Coalition, not consensus
Another policy tension surrounding Catholic charities emerged after same-sex marriage became legal in Massachusetts in 2004. In 2005, a reporter revealed that over the previous 18 years the church had facilitated 13 adoptions of difficult-to-place children with gay couples in the state. After this practice became publicized, the church announced in 2006 that its century of adoption work would end, so as to not violate either church or state laws.
Ultimately, James says, “There are structural dimensions that were baked in, which almost inevitably produced tensions at the institutional or organizational level.”
And yet, as James chronicles attentively, there was hardly consensus about the church’s role in the center. The center’s Haitian American community members were a coalition, not a bloc; some welcomed the church’s presence at the center for spiritual or practical reasons, or both.
“Many Haitians felt there was value from [the center] being independent, but there are others who felt it would be difficult to maintain otherwise,” James says.
Some of the community members even expressed lingering respect for Boston’s Cardinal Law, a central figure of the Catholic Church abuse scandal that emerged in 2002; Law had personally championed the charitable work the church had been performing for Haitians in Boston. In this light, another question emerging from the book, James says, is, “What encourages people to remain loyal to an imperfect institution?”
Keepers of the flame
Some of the people most loyal to the Haitian Multi-Service Center were its staff, whose work James carefully details. Some staff had themselves previously benefitted from the center’s services. The institution’s loyal workers, James writes, served as “keepers of the flame,” understanding its history, building community connections, and extending their own identities through good works for others.
For these kinds of institutions, James notes, “They seem most successful when there is transparency, solidarity, a strong sense of purpose. … It [shows] why we do our jobs and what we do to find meaning.”
“Life at the Center” has generated positive feedback from other scholars. As Linda Barnes, a professor at the Boston University School of Medicine, has stated, “One could read ‘Life at the Center’ multiple times and, with each reading, encounter new dimensions. Erica Caple James’s work is exceptional.”
What of the Haitian Multi-Service Center today? In 2006, it was moved and is now housed in Catholic Charities’ Yawkey Center, along with other entities. Some of the workers and community members, James notes in the book, consider the center to have died over the years, compared to its stand-alone self. Others simply consider it transformed. Many have strong feelings, one way or another, about the place that helped orient them as they forged new lives.

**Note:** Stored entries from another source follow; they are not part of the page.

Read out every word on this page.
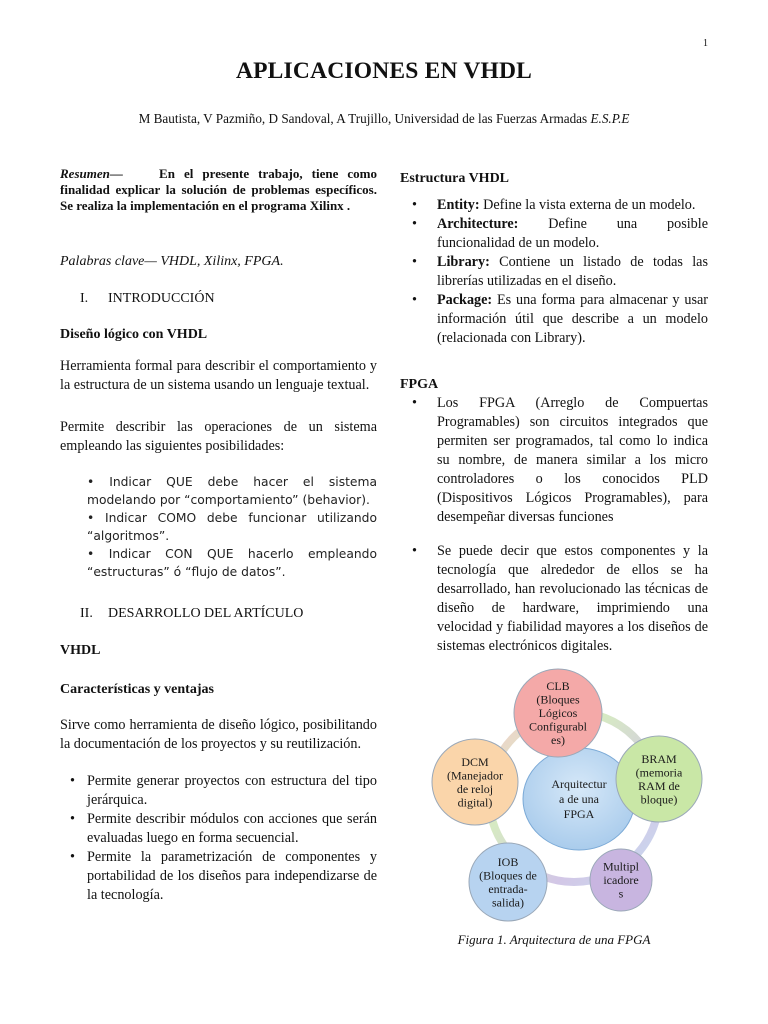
1
APLICACIONES EN VHDL
M Bautista, V Pazmiño, D Sandoval, A Trujillo, Universidad de las Fuerzas Armadas E.S.P.E
Resumen—	En el presente trabajo, tiene como finalidad explicar la solución de problemas específicos. Se realiza la implementación en el programa Xilinx .
Palabras clave— VHDL, Xilinx, FPGA.
I. INTRODUCCIÓN
Diseño lógico con VHDL
Herramienta formal para describir el comportamiento y la estructura de un sistema usando un lenguaje textual.
Permite describir las operaciones de un sistema empleando las siguientes posibilidades:

• Indicar QUE debe hacer el sistema modelando por “comportamiento” (behavior).

• Indicar COMO debe funcionar utilizando “algoritmos”.

• Indicar CON QUE hacerlo empleando “estructuras” ó “flujo de datos”.

II. DESARROLLO DEL ARTÍCULO
VHDL
Características y ventajas
Sirve como herramienta de diseño lógico, posibilitando la documentación de los proyectos y su reutilización.
• Permite generar proyectos con estructura del tipo jerárquica.
• Permite describir módulos con acciones que serán evaluadas luego en forma secuencial.
• Permite la parametrización de componentes y portabilidad de los diseños para independizarse de la tecnología.
Estructura VHDL
• Entity: Define la vista externa de un modelo.
• Architecture: Define una posible funcionalidad de un modelo.
• Library: Contiene un listado de todas las librerías utilizadas en el diseño.
• Package: Es una forma para almacenar y usar información útil que describe a un modelo (relacionada con Library).
FPGA
• Los FPGA (Arreglo de Compuertas Programables) son circuitos integrados que permiten ser programados, tal como lo indica su nombre, de manera similar a los micro controladores o los conocidos PLD (Dispositivos Lógicos Programables), para desempeñar diversas funciones
• Se puede decir que estos componentes y la tecnología que alrededor de ellos se ha desarrollado, han revolucionado las técnicas de diseño de hardware, imprimiendo una velocidad y fiabilidad mayores a los diseños de sistemas electrónicos digitales.
Arquitectur
a de una
FPGA
CLB
(Bloques
Lógicos
Configurabl
es)
BRAM
(memoria
RAM de
bloque)
Multipl
icadore
s
IOB
(Bloques de
entrada-
salida)
DCM
(Manejador
de reloj
digital)
Figura 1. Arquitectura de una FPGA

As James writes, “It has been difficult to reconcile the intense emotions shared by many of the Center’s stakeholders — confusion, anger, disbelief, and frustration, still expressed with intensity even decades later — alongside reminiscences of love, joy, laughter, and care in rendering service to Haitians and others in need.”
As “Life at the Center” makes clear, that intensity stems from the shared mission many people had, of finding their way in a new and unfamiliar country, in the company of others. And as James writes, in concluding the book, “fulfillment of a mission is never solely about single acts of individuals, but rather the communal striving toward aiding, educating, empowering, and instilling hope in others.”